I asked Samwilson for tips and he pointed me in the direction of checking the templatelinks table for pages that have no transclusions of pages in the Page: namespace. Special:PagesWithoutScans does roughly that in SpecialPagesWithoutScans.php.

But my Python-fu is barely toddler-level, and my SQL-fu even worse, so I'm kinda daunted by the though of trying to hack something like that up myself. I could probably do it, but where the goal would be relative to the heat death of the universe I am less certain of. :)

So… Is this something you'd be interested in helping out with? Does PWB have existing facilities for interrogating these tables (i.e. is the info exposed by the Action API, I guess)? Alternately, is your SQL-fu strong enough to make this reasonable / trivial to tackle? Do you have any thoughts on how best to tackle the problem?

No rush—it's a long term / backburner / not fully formed thing—and as sketched out above I'm not entirely sure what the best approach is yet. I'm just fishing for pointers, recruiting unwitting victims generous volunteers, etc. :) Xover (talk) 07:40, 31 August 2023 (UTC)

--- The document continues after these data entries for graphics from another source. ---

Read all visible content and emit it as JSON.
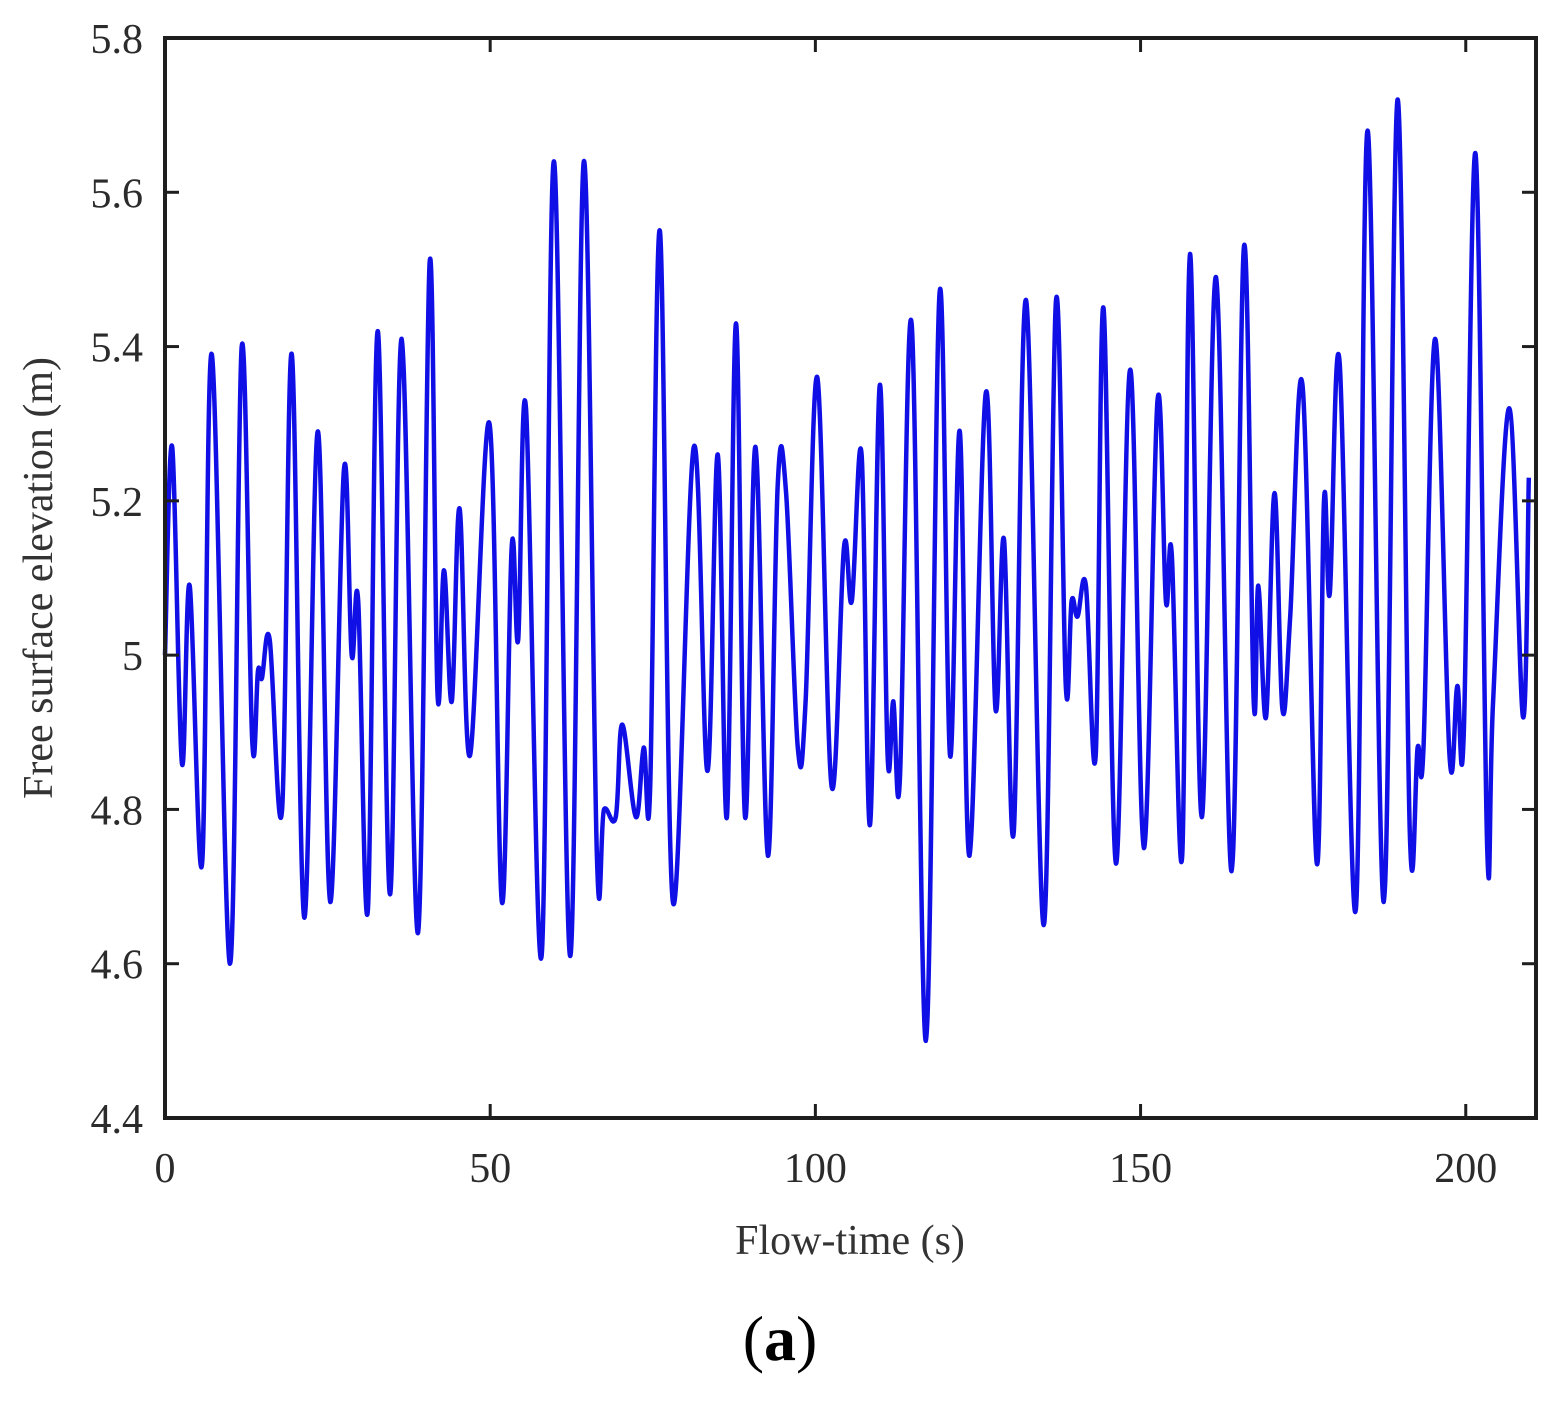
{
  "chart_data": {
    "type": "line",
    "title": "",
    "xlabel": "Flow-time (s)",
    "ylabel": "Free surface elevation (m)",
    "xlim": [
      0,
      210.8
    ],
    "ylim": [
      4.4,
      5.8
    ],
    "xticks": [
      0,
      50,
      100,
      150,
      200
    ],
    "yticks": [
      4.4,
      4.6,
      4.8,
      5.0,
      5.2,
      5.4,
      5.6,
      5.8
    ],
    "xtick_labels": [
      "0",
      "50",
      "100",
      "150",
      "200"
    ],
    "ytick_labels": [
      "4.4",
      "4.6",
      "4.8",
      "5",
      "5.2",
      "5.4",
      "5.6",
      "5.8"
    ],
    "grid": false,
    "legend": null,
    "line_color": "#1010e6",
    "series": [
      {
        "name": "Free surface elevation",
        "x": [
          0.0,
          1.1,
          2.6,
          3.8,
          5.7,
          7.2,
          10.0,
          11.8,
          13.4,
          14.3,
          14.9,
          16.1,
          18.0,
          19.5,
          21.4,
          23.5,
          25.4,
          27.5,
          28.7,
          29.7,
          31.2,
          32.7,
          34.6,
          36.4,
          38.9,
          40.7,
          41.9,
          42.9,
          44.1,
          45.3,
          46.9,
          49.9,
          51.8,
          53.3,
          54.3,
          55.5,
          57.9,
          59.8,
          62.3,
          64.4,
          66.4,
          67.5,
          69.3,
          70.3,
          72.4,
          73.6,
          74.6,
          76.1,
          78.1,
          81.3,
          83.4,
          85.0,
          86.4,
          87.8,
          89.2,
          90.8,
          92.7,
          94.2,
          95.5,
          97.3,
          98.5,
          100.3,
          102.5,
          104.4,
          105.6,
          107.1,
          108.4,
          109.9,
          111.1,
          112.0,
          113.0,
          114.8,
          117.0,
          119.1,
          120.7,
          122.2,
          123.7,
          126.2,
          127.7,
          129.0,
          130.5,
          132.4,
          135.1,
          137.0,
          138.5,
          139.4,
          140.3,
          141.6,
          143.1,
          144.3,
          146.2,
          148.4,
          150.5,
          152.6,
          153.9,
          154.8,
          156.4,
          157.6,
          159.4,
          161.6,
          164.0,
          165.9,
          167.4,
          168.1,
          169.3,
          170.6,
          171.8,
          173.0,
          174.9,
          177.1,
          178.2,
          179.1,
          180.6,
          183.1,
          184.9,
          187.4,
          189.5,
          191.4,
          192.6,
          193.5,
          195.3,
          197.5,
          198.7,
          199.7,
          201.5,
          203.3,
          204.2,
          206.7,
          208.8,
          209.7
        ],
        "values": [
          5.0,
          5.27,
          4.86,
          5.09,
          4.73,
          5.39,
          4.6,
          5.4,
          4.89,
          4.98,
          4.97,
          5.02,
          4.8,
          5.39,
          4.66,
          5.29,
          4.68,
          5.24,
          5.0,
          5.07,
          4.67,
          5.42,
          4.69,
          5.41,
          4.64,
          5.51,
          4.95,
          5.11,
          4.94,
          5.19,
          4.87,
          5.3,
          4.68,
          5.14,
          5.02,
          5.32,
          4.61,
          5.64,
          4.61,
          5.64,
          4.74,
          4.8,
          4.79,
          4.91,
          4.79,
          4.88,
          4.83,
          5.55,
          4.68,
          5.27,
          4.85,
          5.26,
          4.79,
          5.43,
          4.79,
          5.27,
          4.74,
          5.22,
          5.21,
          4.88,
          4.94,
          5.36,
          4.83,
          5.14,
          5.07,
          5.26,
          4.78,
          5.35,
          4.87,
          4.94,
          4.84,
          5.43,
          4.5,
          5.47,
          4.87,
          5.29,
          4.74,
          5.34,
          4.93,
          5.15,
          4.77,
          5.46,
          4.65,
          5.46,
          4.96,
          5.07,
          5.05,
          5.09,
          4.87,
          5.45,
          4.73,
          5.37,
          4.75,
          5.33,
          5.07,
          5.13,
          4.74,
          5.52,
          4.79,
          5.49,
          4.72,
          5.53,
          4.94,
          5.09,
          4.92,
          5.21,
          4.93,
          5.05,
          5.35,
          4.73,
          5.2,
          5.08,
          5.38,
          4.67,
          5.68,
          4.68,
          5.72,
          4.77,
          4.88,
          4.88,
          5.41,
          4.87,
          4.96,
          4.9,
          5.65,
          4.75,
          4.94,
          5.32,
          4.92,
          5.23
        ]
      }
    ],
    "caption": "(a)"
  },
  "caption": {
    "open": "(",
    "letter": "a",
    "close": ")"
  }
}
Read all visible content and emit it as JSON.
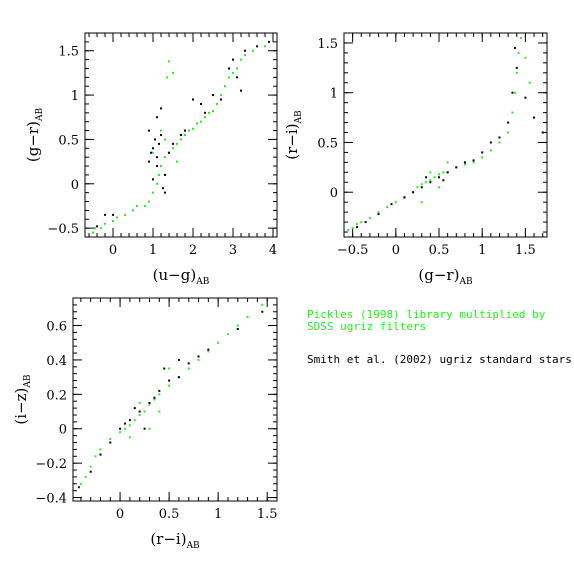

@Xover sorry for the late response but haven't spent much time here lately. Anyhow as a quick feedback for now:
1. pywikibot supports special pages as a pagegenerator (there is no 'official generator' available via CLI but it is easy to make one:
import pywikibot
site = pywikibot.Site('en', 'wikisource')
gen = site.querypage('PagesWithoutScans', 10)
list(gen)
(if you find the right SQL query, pywikibot can run SQL-queries)
2. My SQL is pretty basic, what I would do is to try to mimic the query in SpecialPagesWithoutScans.php in Quarry.
That's all for now, if I have the chance I will dig a bit deeper.Mpaa (talk) 16:16, 23 September 2023 (UTC)